She shook her head. “Mom was a pagan when dad met her. She used to have friends over during the solstice and equinox and they’d usually get naked and dance around outside but nothing too crazy. After Denise vanished, well, mom started getting into weirder stuff and dad took me and left. When he died, I ended up spending senior year of high school with her before she went nuts and joined some commune up in Wyoming or somewhere. I haven’t spoken to her since she sold the house. I got the first check from the trust they set up for me a few months ago. I just assumed she was dead.”
“Anna,” Novak said gently. “We’re concerned that she’s getting close to finding you and, quite frankly, this isn’t an ideal place to protect you.
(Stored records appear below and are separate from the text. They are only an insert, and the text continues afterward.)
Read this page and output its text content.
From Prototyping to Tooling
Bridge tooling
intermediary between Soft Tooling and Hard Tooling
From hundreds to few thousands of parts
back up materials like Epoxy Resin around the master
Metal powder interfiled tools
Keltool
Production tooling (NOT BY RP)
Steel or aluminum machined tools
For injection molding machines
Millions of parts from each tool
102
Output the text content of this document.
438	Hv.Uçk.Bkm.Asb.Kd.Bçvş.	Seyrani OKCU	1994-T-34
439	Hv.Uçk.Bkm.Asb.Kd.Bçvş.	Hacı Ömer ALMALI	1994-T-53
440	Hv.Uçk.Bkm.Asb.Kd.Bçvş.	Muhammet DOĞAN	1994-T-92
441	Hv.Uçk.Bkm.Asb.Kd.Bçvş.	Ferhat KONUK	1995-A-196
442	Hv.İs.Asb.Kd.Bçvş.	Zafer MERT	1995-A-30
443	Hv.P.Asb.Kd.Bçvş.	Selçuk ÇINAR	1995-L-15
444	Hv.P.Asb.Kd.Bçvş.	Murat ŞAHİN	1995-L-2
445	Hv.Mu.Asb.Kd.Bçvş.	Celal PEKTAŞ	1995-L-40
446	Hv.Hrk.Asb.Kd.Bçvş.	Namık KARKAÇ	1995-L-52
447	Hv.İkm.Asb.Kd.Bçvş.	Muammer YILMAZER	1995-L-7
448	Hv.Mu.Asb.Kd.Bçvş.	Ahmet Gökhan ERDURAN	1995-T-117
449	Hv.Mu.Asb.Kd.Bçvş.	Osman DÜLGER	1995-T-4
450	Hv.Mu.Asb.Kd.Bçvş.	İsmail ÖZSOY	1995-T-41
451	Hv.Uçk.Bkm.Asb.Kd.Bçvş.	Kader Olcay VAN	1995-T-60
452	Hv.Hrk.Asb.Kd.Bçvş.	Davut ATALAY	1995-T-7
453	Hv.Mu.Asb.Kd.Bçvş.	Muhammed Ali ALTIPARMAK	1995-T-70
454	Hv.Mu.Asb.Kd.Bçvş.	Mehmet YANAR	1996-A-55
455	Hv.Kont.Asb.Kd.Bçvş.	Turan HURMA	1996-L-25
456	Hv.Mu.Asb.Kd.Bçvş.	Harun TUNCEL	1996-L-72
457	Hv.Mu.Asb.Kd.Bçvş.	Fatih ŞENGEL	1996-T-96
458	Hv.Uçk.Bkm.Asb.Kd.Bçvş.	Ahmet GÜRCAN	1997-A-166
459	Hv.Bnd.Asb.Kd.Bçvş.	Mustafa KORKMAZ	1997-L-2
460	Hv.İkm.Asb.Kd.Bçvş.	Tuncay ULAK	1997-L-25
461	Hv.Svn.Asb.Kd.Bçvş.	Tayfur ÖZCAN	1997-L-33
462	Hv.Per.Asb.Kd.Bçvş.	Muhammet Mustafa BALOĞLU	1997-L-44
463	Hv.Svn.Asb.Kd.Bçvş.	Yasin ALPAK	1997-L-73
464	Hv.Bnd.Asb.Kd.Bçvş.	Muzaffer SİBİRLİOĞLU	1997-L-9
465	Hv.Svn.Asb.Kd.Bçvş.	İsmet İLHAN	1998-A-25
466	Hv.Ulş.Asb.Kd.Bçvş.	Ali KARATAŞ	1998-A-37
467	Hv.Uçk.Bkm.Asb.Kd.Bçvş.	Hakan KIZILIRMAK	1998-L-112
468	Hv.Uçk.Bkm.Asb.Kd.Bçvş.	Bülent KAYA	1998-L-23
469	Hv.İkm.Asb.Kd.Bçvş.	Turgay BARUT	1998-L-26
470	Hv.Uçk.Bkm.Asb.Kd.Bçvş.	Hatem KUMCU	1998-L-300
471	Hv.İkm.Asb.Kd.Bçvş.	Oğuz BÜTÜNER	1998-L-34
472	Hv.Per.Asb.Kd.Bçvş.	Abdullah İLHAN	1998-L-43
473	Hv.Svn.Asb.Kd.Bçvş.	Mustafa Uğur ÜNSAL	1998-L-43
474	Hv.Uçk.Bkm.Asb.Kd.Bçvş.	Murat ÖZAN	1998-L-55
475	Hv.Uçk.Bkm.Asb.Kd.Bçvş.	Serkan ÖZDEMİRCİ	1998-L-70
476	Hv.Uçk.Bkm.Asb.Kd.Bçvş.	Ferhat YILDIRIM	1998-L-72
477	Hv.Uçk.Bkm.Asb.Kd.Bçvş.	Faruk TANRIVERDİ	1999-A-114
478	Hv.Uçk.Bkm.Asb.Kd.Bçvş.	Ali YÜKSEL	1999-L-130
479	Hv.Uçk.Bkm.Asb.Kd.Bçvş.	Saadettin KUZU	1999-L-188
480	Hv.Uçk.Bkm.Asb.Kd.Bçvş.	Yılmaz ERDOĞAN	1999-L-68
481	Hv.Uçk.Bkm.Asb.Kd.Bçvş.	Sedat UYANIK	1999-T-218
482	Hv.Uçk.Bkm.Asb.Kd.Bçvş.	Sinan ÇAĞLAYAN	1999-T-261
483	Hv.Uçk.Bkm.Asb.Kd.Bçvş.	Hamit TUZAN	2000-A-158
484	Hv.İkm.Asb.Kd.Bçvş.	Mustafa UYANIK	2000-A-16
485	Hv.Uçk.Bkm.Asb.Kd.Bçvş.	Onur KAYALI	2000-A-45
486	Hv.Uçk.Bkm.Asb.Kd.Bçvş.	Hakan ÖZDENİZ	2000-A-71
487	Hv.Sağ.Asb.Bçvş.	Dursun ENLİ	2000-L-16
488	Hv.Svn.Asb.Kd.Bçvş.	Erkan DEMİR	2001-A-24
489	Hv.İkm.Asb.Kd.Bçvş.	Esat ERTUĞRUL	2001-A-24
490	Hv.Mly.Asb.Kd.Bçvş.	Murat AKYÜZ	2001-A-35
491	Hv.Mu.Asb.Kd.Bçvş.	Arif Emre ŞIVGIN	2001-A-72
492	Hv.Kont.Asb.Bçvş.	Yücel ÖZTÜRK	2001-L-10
Not if we want to catch her.”

“So where can I go?”

“There’s a little motel on the edge of town,” Danny said. “Nothing fancy but it’s out of the way. We can set up surveillance and have people in adjoining rooms. We’ll have someone waiting here too. When she comes looking for you, we’ll catch her and this will all be over.”

She thought for a few minutes, looked at the window looking out into the parking lot and back at the men on her futon. She bit her lip and nodded.

“Okay. Give me a few minutes to shower and pack and we’ll go.”

“Just like that?” Novak asked.

“I trust him.” she said, looking at Danny.

She walked off to her bedroom and shut the door.

“Okay, explain to me where I’m going to get the manpower to watch her at the motel and keep an eye on this place?” Novak asked. “I mean, I can’t call the chief and say, ‘Hey, we’ve got a demon stalking a college dropout, I need every man you’ve got.’”

“You won’t need to.” Danny said. “You’ll need one to keep an eye on her at the motel while we wait for it in my room.”

“Come again?”

“She’s known where the girl’s been the whole time.” Danny said. “She’s got her sister’s blood in her. She can sense her kin. She’ll come to us when she’s ready.”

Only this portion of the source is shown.